I nod, my lungs feeling too tight. “I’ll be out soon,” I say, barely above a whisper.
Marco hesitates, then nods. “Yeah. Okay.”
Dread unfurls in my gut. Shame follows close behind.
I pull my shirt on with shaking hands, knowing the moment I walk out of this room, I’m going to have to face Rafe. And I have no idea how to explain any of it.
I want to crawl into a hole. I want to dissolve into the tile beneath my feet, to become nothing more than steam and soap and the echo of running water. I want to rewind the last hour and swallow my fists whole before they ever leave my body.

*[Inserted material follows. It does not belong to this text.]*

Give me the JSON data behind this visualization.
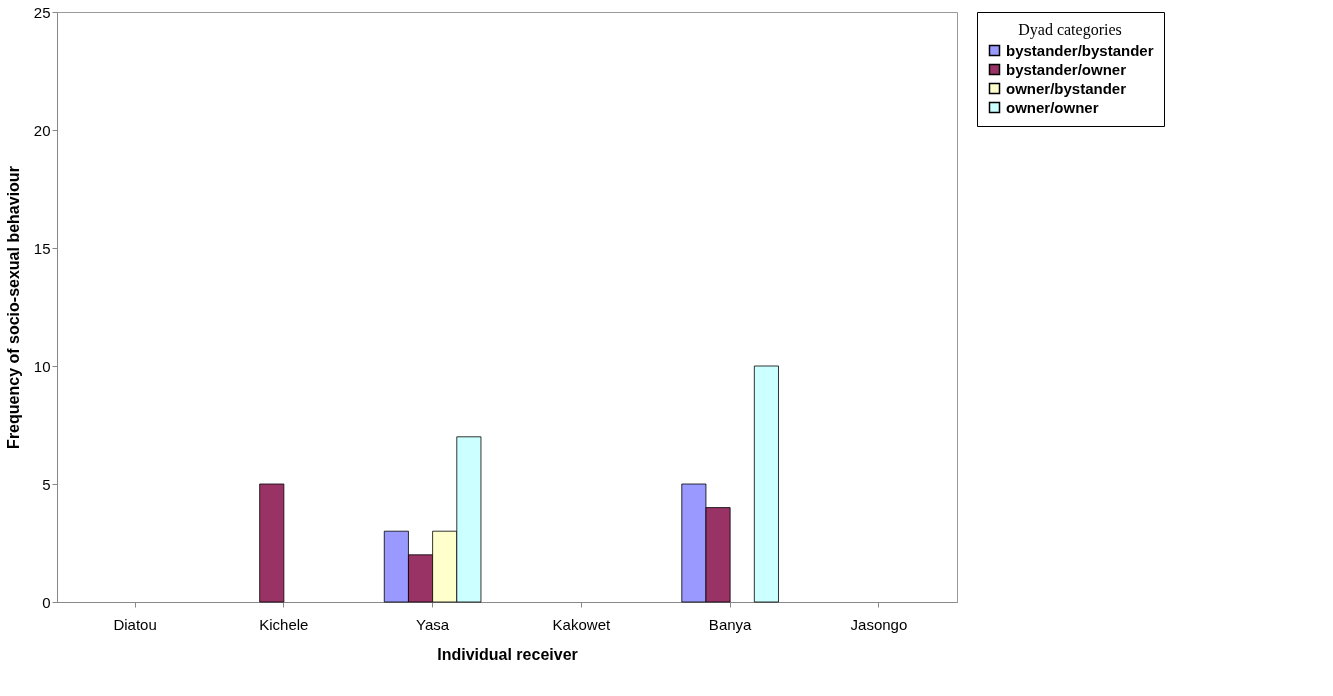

Instead, I pull my hoodie up, cap low, and walk out of the locker room like I’m made of glass.
The hallway outside is busy. Staff, security, media people hovering at the edges like vultures who know there’s blood in the water. I keep my head down and move fast, my duffel heavy on my shoulder, my face throbbing with every heartbeat.
My eye is already swelling. I can feel it, the tightness under my skin. By tomorrow it will be purple and ugly.
Tomorrow I’m supposed to meet Rafe’s parents.
I swallow hard and keep walking. My phone buzzes in my pocket. I pull it out with shaking fingers. A text from Rafe.
Rafe: Where are you?
The question makes my stomach turn. He knows something’s wrong. Of course he does.
I stare at the screen, my thumb hovering. The urge to lie rises instinctively, automatic as breathing, but the thought of trying to smooth this over in text makes me feel sick.
Me: Leaving locker room. Need to see you. Quick.
Three dots appear immediately.
Rafe: Are you okay?
I almost laugh. The answer is so obviously no.
Me: Just… find me by the tunnel. Please.
A beat follows.
Rafe: On my way.
I shove my phone back into my pocket and keep moving.
The tunnel is a dim corridor off the main concourse, the kind of place that smells like concrete and stale popcorn, where the noise of the arena muffles into a distant roar. I stop near a support pillar and press my shoulder against it, breathing carefully.
My body is exhausted. My brain is screaming. Shame crawls up my throat like acid.
I did that. I did that with my own hands.
A month ago, I could barely breathe when Rafe mentioned security coordinating with my life. Tonight, I threw a punch in a locker room like I was someone I don’t recognize.
The sound of footsteps approaches, and I look up.
Rafe appears around the corner, and I swear my heart knocks against my chest at the sight of him. He’s still in his cap and sunglasses, hoodie pulled up, face serious. Vinny flanks him at a respectful distance—his security.